Ben oui j’ai mal dormi (espèce de …) 

(Oui le manque de sommeil peut parfois s’accompagner d’une « légère » forme de susceptibilité !) 

On parle du mal du siècle pour beaucoup de sujets touchant la santé : mal de dos, dépression, burn out, stress …

Je propose d’en rajouter un : les problèmes liés au sommeil 

Selon une enquête publiée par l’Institut INPES en 2008, 45 % de la population des jeunes adultes (25-45 ans) considèrent ne pas assez dormir.

Comment se manifeste ces problèmes de sommeil :

  • Difficultés à s’endormir
  • Réveil(s) nocturne(s)
  • Insomnies

Et les conséquences de ce manque de sommeil :

  • Fatigue
  • Irritabilité
  • Risque de syndrome dépressif
  • Difficultés d’apprentissage (une pensée pour les enfants scolarisés qui y sont sujet…)

Il suffit d’aller sur internet pour trouver une multitude de vidéos traitant du sujet et proposant des solutions, sérieuses, ou pas.

Ce sujet me touche particulièrement : à une époque, j’avais pris un abonnement complet aux insomnies !

La note fut salée en conséquences (cf. plus haut) et en dépenses diverses pour trouver des solutions.

Et démarrons sur une bonne nouvelle :  OUI nous pouvons tous améliorer la qualité de notre sommeil !

Dans cet article, nous explorerons les différentes facettes de l’insomnie.

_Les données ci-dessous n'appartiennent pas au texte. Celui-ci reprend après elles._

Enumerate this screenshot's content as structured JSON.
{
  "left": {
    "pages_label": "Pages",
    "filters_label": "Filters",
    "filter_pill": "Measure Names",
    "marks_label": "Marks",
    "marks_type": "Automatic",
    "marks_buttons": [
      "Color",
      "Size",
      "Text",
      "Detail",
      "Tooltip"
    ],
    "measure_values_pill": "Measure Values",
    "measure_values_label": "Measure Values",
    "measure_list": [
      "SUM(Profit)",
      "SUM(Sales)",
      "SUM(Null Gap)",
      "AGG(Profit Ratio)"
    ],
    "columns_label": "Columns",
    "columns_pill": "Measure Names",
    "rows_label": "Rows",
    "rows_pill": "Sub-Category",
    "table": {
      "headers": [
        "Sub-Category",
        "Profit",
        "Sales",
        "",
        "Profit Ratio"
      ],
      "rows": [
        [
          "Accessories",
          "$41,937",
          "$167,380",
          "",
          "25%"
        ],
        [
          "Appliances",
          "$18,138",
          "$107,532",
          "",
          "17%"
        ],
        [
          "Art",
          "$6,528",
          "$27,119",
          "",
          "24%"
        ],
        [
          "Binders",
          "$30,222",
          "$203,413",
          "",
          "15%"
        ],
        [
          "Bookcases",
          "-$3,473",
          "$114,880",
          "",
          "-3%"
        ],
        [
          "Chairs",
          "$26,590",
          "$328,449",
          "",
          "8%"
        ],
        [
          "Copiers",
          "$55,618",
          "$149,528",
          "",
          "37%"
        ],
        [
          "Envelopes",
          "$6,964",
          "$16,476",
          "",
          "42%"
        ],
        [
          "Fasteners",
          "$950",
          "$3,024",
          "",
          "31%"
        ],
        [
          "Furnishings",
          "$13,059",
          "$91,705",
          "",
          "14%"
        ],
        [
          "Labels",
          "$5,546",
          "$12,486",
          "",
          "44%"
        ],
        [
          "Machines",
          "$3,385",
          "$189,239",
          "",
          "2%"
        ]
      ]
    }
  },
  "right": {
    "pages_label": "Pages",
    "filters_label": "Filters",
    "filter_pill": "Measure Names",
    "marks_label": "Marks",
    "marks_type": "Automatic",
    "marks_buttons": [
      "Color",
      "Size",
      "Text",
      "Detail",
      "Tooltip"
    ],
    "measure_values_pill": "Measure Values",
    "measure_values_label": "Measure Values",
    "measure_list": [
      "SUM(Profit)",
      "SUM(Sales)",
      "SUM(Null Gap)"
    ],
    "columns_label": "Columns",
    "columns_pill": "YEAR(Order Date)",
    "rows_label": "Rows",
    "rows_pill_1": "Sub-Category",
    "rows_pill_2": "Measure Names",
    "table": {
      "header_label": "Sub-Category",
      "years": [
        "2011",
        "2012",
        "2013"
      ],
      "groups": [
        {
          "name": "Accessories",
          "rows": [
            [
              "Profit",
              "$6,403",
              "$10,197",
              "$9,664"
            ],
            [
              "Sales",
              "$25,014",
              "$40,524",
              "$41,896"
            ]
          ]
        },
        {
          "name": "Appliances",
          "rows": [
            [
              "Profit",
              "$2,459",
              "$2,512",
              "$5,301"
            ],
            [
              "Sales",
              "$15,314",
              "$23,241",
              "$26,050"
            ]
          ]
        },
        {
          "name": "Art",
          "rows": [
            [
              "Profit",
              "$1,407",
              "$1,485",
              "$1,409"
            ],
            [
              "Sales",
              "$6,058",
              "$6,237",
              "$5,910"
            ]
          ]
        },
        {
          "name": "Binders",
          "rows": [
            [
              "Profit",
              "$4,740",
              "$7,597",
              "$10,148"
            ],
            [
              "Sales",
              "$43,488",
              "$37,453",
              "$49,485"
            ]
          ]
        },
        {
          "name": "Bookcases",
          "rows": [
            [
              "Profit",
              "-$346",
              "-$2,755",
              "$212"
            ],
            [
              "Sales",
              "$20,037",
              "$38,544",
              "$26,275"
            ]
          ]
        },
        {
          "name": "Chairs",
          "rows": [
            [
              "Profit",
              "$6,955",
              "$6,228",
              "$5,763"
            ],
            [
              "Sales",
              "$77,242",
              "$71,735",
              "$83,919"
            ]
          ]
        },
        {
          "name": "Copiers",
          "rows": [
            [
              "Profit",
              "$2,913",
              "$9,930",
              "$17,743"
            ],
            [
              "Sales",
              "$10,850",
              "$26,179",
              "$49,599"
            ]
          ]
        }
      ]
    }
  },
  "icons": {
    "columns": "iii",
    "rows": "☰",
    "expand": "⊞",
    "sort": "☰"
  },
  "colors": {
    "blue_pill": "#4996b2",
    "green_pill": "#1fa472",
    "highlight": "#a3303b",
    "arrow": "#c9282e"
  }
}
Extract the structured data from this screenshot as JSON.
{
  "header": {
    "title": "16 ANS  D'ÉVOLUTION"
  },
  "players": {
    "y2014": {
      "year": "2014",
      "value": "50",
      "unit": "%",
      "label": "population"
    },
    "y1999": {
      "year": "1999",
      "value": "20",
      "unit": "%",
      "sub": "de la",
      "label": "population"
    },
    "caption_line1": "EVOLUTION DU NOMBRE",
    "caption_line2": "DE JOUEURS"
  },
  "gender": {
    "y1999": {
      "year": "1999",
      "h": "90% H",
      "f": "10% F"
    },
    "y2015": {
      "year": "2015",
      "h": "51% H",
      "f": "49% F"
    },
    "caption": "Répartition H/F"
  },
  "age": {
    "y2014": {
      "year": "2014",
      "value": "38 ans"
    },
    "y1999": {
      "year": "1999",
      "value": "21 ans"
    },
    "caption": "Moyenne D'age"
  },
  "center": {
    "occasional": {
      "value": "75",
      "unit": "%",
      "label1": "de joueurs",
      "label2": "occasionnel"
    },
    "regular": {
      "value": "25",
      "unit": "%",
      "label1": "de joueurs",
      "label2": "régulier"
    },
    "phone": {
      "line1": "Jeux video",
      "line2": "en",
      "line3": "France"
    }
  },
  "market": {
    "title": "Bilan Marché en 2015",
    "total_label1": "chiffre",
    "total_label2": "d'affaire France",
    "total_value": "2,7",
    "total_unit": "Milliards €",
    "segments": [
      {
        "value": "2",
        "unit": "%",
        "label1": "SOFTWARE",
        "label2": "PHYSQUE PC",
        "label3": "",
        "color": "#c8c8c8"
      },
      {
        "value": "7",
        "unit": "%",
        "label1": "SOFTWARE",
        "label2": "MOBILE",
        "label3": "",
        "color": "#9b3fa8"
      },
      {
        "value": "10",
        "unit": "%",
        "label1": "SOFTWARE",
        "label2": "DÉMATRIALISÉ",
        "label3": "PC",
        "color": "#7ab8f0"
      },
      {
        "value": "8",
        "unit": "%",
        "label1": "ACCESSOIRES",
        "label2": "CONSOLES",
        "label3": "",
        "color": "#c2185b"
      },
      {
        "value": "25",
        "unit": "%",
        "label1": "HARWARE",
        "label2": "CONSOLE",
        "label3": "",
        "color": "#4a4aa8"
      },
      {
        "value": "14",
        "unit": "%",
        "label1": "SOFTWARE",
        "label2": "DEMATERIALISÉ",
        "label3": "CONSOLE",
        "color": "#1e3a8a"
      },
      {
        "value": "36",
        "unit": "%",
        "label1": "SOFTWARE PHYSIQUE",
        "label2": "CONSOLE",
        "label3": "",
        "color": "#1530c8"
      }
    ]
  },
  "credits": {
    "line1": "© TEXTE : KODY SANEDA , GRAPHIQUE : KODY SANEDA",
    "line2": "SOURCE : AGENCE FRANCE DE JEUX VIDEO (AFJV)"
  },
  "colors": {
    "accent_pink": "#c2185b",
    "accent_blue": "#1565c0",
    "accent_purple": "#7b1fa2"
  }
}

Je vous présenterais également des stratégies basées sur la recherche scientifique pour surmonter ce défi commun.

1. Comprendre les causes de l’insomnie : identifier les facteurs déclenchants

L’insomnie peut être déclenchée par une multitude de facteurs, allant du stress et de l’anxiété à des habitudes de sommeil irrégulières.

Les neurosciences mettent en lumière l’interaction complexe entre le cerveau et les troubles du sommeil, soulignant l’importance de comprendre les causes spécifiques pour élaborer une approche efficace.

Rechercher les causes de l’insomnie est pour moi essentiel : mettre de la pommade anti-brulure sur sa main ne sert à rien tant que l’on laisse la main au-dessus du feu…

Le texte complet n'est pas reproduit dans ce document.